Entropy

by JS

Entropy has always struck me as a somewhat puzzling concept. The definition is simple enough

H(X) = - \sum_i p_i \log p_i

but raises all kinds of puzzling questions. What is with the minus sign? Why use the logarithm? Imagine for a moment that you do not know anything about logarithms, and you were trying to understand the definition above

H(X) = - \sum_i p_i f(p_i)

where f \equiv \log . Of course, we still have this mysterious minus sign, so lets fold that into our mystery function g \equiv - f . Now

H(X) = \sum_i p_i g(p_i)

looks like a weighted average of some mystery function g .

Let’s go one step further and rewrite this definition in terms of outcomes where P(X = w_i) = p_i and h(w_i) \equiv g(P(X=w_i)) is a mystery function of the outcomes w_i of X. Then we have

H(X) = \sum_i P(X = w_i) h(w_i).

The weights, quite naturally, are the probabilities of various outcomes.
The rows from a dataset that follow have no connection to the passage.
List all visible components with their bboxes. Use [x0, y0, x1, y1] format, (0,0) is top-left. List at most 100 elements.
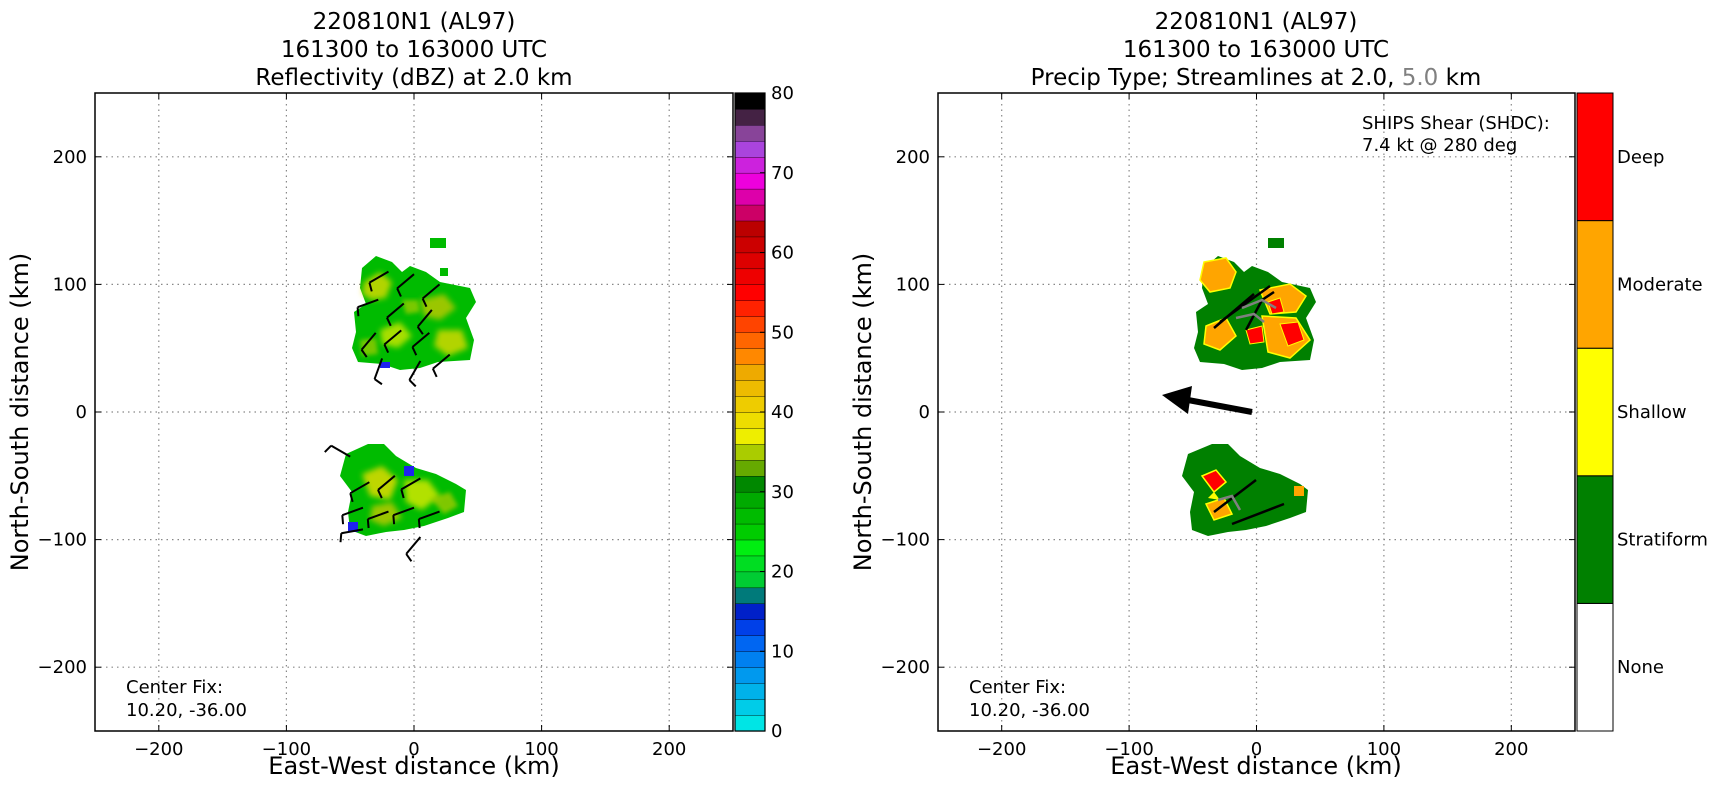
colorbar-segment — [734, 667, 766, 684]
wind-barb-flag — [324, 444, 332, 453]
colorbar-segment — [734, 268, 766, 286]
north-echo-region — [352, 238, 476, 370]
wind-barb-staff — [408, 360, 422, 381]
wind-barb-flag — [339, 533, 343, 543]
colorbar-segment — [734, 682, 766, 700]
category-swatch — [1576, 347, 1614, 477]
wind-barb-flag — [408, 379, 417, 388]
colorbar-segment — [734, 475, 766, 493]
category-label: Stratiform — [1617, 530, 1708, 551]
wind-barb-flag — [411, 346, 418, 356]
right-title-line3: Precip Type; Streamlines at 2.0, 5.0 km — [1031, 65, 1482, 91]
x-tick-label: 0 — [1251, 739, 1262, 760]
colorbar-segment — [734, 411, 766, 429]
colorbar-segment — [734, 124, 766, 142]
y-tick-label: 0 — [76, 402, 87, 423]
wind-barb-flag — [383, 344, 390, 354]
south-precip-region — [1182, 444, 1308, 536]
colorbar-segment — [734, 236, 766, 254]
right-center-fix-label: Center Fix: — [969, 677, 1066, 698]
right-y-axis-label: North-South distance (km) — [849, 253, 877, 572]
colorbar-segment — [734, 348, 766, 365]
right-title-line1: 220810N1 (AL97) — [1155, 9, 1358, 35]
colorbar-segment — [734, 714, 766, 732]
left-center-fix-value: 10.20, -36.00 — [126, 700, 247, 721]
x-tick-label: −100 — [262, 739, 311, 760]
wind-barb-flag — [417, 518, 421, 529]
right-title-line3-suffix: km — [1446, 65, 1482, 91]
colorbar-segment — [734, 491, 766, 509]
right-title-line2: 161300 to 163000 UTC — [1123, 37, 1389, 63]
y-tick-label: 0 — [919, 402, 930, 423]
colorbar-tick-label: 50 — [771, 322, 794, 343]
y-tick-label: −100 — [38, 530, 87, 551]
colorbar-segment — [734, 587, 766, 605]
colorbar-segment — [734, 603, 766, 620]
left-title-line3: Reflectivity (dBZ) at 2.0 km — [255, 65, 572, 91]
x-tick-label: 100 — [524, 739, 558, 760]
wind-barb-flag — [392, 515, 396, 525]
y-tick-label: −200 — [38, 657, 87, 678]
colorbar-segment — [734, 316, 766, 333]
wind-barb-flag — [405, 553, 413, 562]
colorbar-tick-label: 80 — [771, 83, 794, 104]
colorbar-segment — [734, 140, 766, 158]
colorbar-tick-label: 20 — [771, 562, 794, 583]
colorbar-segment — [734, 571, 766, 589]
x-tick-label: −200 — [134, 739, 183, 760]
category-swatch — [1576, 92, 1614, 222]
wind-barbs — [324, 270, 451, 562]
wind-barb-staff — [396, 273, 415, 290]
colorbar-segment — [734, 300, 766, 317]
colorbar-segment — [734, 507, 766, 525]
category-swatch — [1576, 220, 1614, 349]
left-title-line1: 220810N1 (AL97) — [313, 9, 516, 35]
precip-type-field — [1182, 238, 1316, 536]
wind-barb-flag — [421, 298, 428, 308]
colorbar-tick-label: 40 — [771, 402, 794, 423]
shear-value: 7.4 kt @ 280 deg — [1362, 135, 1517, 156]
colorbar-segment — [734, 252, 766, 270]
wind-barb-staff — [377, 475, 396, 491]
colorbar-tick-label: 60 — [771, 243, 794, 264]
wind-barb-flag — [377, 489, 383, 499]
colorbar-segment — [734, 539, 766, 557]
shear-label: SHIPS Shear (SHDC): — [1362, 113, 1550, 134]
wind-barb-staff — [392, 506, 415, 517]
wind-barb-staff — [422, 283, 441, 300]
right-title-line3-highlight: 5.0 — [1402, 65, 1439, 91]
wind-barb-flag — [386, 317, 392, 327]
y-tick-label: 200 — [896, 147, 930, 168]
colorbar-segment — [734, 395, 766, 413]
colorbar-segment — [734, 363, 766, 381]
left-center-fix-label: Center Fix: — [126, 677, 223, 698]
wind-barb-staff — [411, 332, 430, 348]
x-tick-label: −100 — [1104, 739, 1153, 760]
y-tick-label: −200 — [881, 657, 930, 678]
reflectivity-panel: 220810N1 (AL97) 161300 to 163000 UTC Ref… — [6, 9, 794, 780]
y-tick-label: 200 — [53, 147, 87, 168]
colorbar-tick-label: 0 — [771, 721, 782, 742]
x-tick-label: 200 — [1494, 739, 1528, 760]
wind-barb-staff — [330, 444, 351, 458]
wind-barb-flag — [356, 307, 360, 317]
category-label: Deep — [1617, 147, 1664, 168]
colorbar-segment — [734, 523, 766, 541]
wind-barb-staff — [341, 528, 364, 535]
wind-barb-flag — [360, 349, 368, 358]
colorbar-tick-label: 10 — [771, 641, 794, 662]
wind-barb-staff — [383, 329, 402, 346]
category-label: Shallow — [1617, 402, 1687, 423]
wind-barb-flag — [341, 515, 345, 525]
colorbar-tick-label: 70 — [771, 163, 794, 184]
colorbar-segment — [734, 172, 766, 190]
colorbar-segment — [734, 204, 766, 222]
wind-barb-staff — [368, 270, 389, 284]
shear-vector-arrow — [1162, 386, 1253, 415]
wind-barb-staff — [357, 298, 379, 309]
left-axis-ticks: −200 −100 0 100 200 −200 −100 0 100 200 — [38, 93, 733, 760]
colorbar-segment — [734, 156, 766, 174]
left-y-axis-label: North-South distance (km) — [6, 253, 34, 572]
streamlines — [1213, 284, 1285, 526]
right-axis-ticks: −200 −100 0 100 200 −200 −100 0 100 200 — [881, 93, 1575, 760]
Compare this, for instance, with the expected value

E(X) = \sum_i P(X = w_i) w_i .

Now we need to introduce some intuition for entropy. We want to capture a certain common sense notion of “disorder.” In the language of probability theory, a random variable is maximally disordered if all outcomes are equally likely.

But if what if all outcomes are not equally likely? Some outcomes may be surprising (because they have low probability). Some outcomes may be unsurprising (because they have high probability). This notion of “surprise” is precisely what the mystery function is trying to measure. And entropy is the weighted average of surprise.

So, here are some properties we’d like our surprise function to have:

  • h(w_i) should be large when p_i (the probability of w_i) is small.
  • h(w_i) should be small when p_i (the probability of w_i) is large.

We can probably think of a number of functions h that have these two properties. It turns out that we need to satisfy another property as well.

  • Suppose w_i is an event that is composed of two mutual independent events a_i and b_i. Then we’d like h(w_i) = h(a_i) + h(b_i).

Intuitively, an event should be as surprising as the sum of the surprise of any sub events. Consider the following function of an event w_i

h(w_i) = \frac{1}{P(X = w_i)}.

For large P(X = w_i) , h(w_i) is small. Similarly, for small P(X = w_i) , h(w_i) is large. Unfortunately, this function does not satisfy property 3 since for mutually independent sub-events, we have

h(w_i) = \frac{1}{P(X = a_i)P(X=b_i)} \ne \frac{1}{P(X = a_i)} + \frac{1}{P(X=b_i)}.

By using the logarithm we can define a function h that satisfies all the properties we want, including the summation property:

h(w_i) = \log(\frac{1}{P(X = a_i)P(X=b_i)}) = \log(\frac{1}{P(X = a_i)}) + \log(\frac{1}{P(X=b_i)}).

Now observe that

h(w_i) = \log(\frac{1}{P(X = w_i)}) = - \log(P(X = w_i)) = -\log(p_i)

leading to the definition of entropy that we started with!